Bluey: The Videogame is an idea that makes perfect sense while making no sense at all.
As one of the world’s most beloved television shows, and a property enjoyed by kids and parents alike, it seemed inevitable that someone would try to make a video game based around the daily adventures of Bluey, her little sister Bingo, dad Bandit, and mum Chili. Given the show’s lack of action, or perils, or almost any of the factors you’d typically build off of when designing a video game, figuring out how to turn those adventures into an interactive experience was a daunting challenge, but one that publisher Outright Games and developer Artax Games felt excited to take on.

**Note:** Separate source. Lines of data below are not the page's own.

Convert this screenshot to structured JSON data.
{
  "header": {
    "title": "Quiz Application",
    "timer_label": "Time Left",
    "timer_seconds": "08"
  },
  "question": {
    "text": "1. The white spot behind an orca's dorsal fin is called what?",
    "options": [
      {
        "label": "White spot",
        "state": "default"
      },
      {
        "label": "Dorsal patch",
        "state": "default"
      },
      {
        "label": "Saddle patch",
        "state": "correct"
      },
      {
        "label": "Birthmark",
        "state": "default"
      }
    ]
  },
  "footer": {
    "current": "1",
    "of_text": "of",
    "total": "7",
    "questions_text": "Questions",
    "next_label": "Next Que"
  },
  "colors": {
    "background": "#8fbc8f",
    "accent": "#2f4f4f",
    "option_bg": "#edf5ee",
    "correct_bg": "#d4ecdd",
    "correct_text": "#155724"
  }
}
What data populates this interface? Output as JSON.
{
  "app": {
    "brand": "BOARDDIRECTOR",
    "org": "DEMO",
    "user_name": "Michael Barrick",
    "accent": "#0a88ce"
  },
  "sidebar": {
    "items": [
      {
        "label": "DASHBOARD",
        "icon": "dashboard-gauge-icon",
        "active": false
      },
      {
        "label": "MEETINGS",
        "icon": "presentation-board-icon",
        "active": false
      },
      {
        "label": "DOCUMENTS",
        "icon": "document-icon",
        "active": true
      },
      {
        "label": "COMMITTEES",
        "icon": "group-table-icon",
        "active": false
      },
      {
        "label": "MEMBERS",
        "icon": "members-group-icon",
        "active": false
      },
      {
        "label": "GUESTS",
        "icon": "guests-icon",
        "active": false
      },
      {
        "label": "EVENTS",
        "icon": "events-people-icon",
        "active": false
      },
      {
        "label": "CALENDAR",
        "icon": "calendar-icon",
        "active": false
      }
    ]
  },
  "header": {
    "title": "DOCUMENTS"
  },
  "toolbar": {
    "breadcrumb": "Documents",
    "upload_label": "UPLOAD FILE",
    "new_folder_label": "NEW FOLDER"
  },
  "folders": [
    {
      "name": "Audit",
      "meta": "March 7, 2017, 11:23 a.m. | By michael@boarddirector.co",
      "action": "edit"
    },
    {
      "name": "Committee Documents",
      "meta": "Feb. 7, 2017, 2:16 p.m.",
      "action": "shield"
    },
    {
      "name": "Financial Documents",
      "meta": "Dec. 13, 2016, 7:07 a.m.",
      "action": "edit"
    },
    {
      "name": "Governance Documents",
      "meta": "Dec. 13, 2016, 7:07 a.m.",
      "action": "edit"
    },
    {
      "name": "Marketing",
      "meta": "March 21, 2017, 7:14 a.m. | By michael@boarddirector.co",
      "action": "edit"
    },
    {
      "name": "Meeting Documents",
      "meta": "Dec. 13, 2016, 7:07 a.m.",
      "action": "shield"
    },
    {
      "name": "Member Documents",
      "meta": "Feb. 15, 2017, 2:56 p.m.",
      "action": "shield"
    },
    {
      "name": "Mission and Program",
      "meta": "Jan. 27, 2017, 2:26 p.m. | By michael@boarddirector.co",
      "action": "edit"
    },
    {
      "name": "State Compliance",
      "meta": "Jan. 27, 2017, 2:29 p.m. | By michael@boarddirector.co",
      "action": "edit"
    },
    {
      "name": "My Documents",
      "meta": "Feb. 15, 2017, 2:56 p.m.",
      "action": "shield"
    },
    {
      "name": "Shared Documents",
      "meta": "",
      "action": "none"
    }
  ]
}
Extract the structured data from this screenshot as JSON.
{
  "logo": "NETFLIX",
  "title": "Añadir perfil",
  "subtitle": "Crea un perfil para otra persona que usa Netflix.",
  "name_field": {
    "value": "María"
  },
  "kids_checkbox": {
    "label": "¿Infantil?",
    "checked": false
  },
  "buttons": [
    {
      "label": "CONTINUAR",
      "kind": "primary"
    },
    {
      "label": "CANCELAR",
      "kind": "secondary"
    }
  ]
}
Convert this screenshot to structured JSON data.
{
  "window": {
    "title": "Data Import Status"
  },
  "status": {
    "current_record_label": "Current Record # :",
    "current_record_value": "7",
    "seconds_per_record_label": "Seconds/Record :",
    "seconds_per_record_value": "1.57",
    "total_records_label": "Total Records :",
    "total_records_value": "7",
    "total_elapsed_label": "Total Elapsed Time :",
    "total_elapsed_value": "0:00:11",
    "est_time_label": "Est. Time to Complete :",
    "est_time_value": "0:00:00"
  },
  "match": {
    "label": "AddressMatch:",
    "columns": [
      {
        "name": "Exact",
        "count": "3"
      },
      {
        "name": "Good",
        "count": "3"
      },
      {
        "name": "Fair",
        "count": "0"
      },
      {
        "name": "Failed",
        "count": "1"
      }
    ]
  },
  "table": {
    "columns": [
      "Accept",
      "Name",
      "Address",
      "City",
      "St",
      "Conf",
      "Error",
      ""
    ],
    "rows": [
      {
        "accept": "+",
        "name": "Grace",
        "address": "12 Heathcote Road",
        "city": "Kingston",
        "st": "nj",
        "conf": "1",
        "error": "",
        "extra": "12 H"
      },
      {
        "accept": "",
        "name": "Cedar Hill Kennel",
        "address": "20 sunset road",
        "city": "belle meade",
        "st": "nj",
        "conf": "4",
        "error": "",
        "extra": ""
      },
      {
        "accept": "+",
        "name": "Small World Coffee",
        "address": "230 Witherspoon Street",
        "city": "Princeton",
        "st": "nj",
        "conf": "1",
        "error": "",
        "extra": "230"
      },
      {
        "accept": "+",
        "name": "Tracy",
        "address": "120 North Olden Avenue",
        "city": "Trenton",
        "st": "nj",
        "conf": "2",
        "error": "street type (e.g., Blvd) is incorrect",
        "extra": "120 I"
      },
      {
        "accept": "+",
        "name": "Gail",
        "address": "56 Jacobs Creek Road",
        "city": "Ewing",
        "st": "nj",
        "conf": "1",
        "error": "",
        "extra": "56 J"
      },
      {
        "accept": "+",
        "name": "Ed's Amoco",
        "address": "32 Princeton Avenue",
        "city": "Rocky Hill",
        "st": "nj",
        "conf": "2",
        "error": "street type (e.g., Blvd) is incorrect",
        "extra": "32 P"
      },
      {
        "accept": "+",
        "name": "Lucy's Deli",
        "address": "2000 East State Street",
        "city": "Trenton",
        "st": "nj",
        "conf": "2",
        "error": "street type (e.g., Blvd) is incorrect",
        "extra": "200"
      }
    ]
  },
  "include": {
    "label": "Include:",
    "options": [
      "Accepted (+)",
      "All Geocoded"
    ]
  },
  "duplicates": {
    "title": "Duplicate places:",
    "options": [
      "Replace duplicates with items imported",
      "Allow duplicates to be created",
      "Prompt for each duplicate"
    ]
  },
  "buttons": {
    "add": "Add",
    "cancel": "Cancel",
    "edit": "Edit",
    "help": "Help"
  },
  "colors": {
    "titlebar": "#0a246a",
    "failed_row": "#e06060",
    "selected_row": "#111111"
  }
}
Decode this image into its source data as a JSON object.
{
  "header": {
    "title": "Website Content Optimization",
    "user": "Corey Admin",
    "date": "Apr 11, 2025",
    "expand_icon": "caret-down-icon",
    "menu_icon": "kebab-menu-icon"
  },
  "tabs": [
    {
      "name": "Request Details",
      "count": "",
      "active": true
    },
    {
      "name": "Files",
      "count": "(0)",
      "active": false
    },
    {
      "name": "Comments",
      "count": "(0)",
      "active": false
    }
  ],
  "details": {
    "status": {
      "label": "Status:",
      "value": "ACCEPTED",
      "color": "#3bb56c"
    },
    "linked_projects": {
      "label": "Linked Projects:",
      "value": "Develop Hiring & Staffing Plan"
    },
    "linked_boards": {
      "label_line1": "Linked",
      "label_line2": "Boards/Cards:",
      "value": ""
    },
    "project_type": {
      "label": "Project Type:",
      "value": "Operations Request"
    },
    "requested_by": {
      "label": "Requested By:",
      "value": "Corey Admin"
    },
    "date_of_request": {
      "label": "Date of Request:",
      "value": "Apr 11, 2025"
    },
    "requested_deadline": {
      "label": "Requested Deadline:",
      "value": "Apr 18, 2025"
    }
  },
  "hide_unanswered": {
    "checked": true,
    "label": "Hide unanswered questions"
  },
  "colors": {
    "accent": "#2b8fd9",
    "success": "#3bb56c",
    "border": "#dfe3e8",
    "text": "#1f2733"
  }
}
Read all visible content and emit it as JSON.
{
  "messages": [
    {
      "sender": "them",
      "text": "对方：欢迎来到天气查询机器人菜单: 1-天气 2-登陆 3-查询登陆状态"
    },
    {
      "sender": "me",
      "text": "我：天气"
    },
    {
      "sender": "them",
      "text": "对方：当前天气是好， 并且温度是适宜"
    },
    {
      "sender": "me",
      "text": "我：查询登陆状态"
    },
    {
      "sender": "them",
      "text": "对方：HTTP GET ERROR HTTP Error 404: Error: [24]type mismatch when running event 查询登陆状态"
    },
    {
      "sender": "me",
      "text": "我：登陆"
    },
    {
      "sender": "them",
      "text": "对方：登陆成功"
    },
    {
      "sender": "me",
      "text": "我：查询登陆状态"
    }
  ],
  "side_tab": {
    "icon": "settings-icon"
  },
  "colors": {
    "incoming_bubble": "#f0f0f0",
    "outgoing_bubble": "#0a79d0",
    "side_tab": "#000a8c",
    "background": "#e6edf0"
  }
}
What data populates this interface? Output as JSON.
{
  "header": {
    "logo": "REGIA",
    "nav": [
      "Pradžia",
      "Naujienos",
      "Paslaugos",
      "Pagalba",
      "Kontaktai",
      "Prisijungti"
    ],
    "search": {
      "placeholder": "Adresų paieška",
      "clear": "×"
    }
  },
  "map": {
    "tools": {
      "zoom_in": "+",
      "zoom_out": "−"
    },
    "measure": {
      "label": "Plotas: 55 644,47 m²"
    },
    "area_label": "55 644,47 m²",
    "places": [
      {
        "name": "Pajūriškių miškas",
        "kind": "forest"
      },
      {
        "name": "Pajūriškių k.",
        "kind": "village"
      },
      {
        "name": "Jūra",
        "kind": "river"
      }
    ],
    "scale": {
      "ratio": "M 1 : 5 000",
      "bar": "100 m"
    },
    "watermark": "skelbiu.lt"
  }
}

“We wanted the game to feel like players were actually playing within an episode of the show, while also providing the freedom to create their own fun scenarios and scenes using the instantly recognizable locations, objects, and games seen in the series,” explained production director Vincent Grogan.
To help accomplish that goal, Bluey: The Videogame plays out across “episodes,” with the first serving as a place to teach the game’s controls and basic mechanics to the player in a natural way without locking them into a tutorial. That first episode also kicks off a completely original story crafted specifically for the game as a joint project between Outright Games, Artax Games, BBC Studios, and the show’s producers at Ludo Studio.
“The brand-new story [takes] place over four episodes and five locations, delivered using fully animated cutscenes, all voiced with the official English-speaking voice cast,” Grogan told us. “The game is centered around Bluey and Bingo creating a sticker book to record all the ‘fun stuff’ they want to do on their school holidays.”
That sticker book will show players all of the locations, items, and stickers waiting throughout the game. According to Grogan, after completing the first episode, players can “choose to explore the Heeler House and find the items and stickers listed in the sticker book, or continue the adventure to unlock more locations and games creating memories.”
From its mixture of original moments and events that refer back to fan-favorite episodes, to its distinct visual style that attempts to mimic the look of the animated series, Bluey: The Videogame has the potential to be Outright Games’ biggest and most distinctive release yet—and that’s an opportunity the team seems to not have taken for granted.
“Like so many families around the world, everyone at Outright Games are massive fans of Bluey,” said Grogan. “While this could have been stressful, we saw it instead as an amazing opportunity to work with a property that brings so much joy to families and provides such great life lessons.”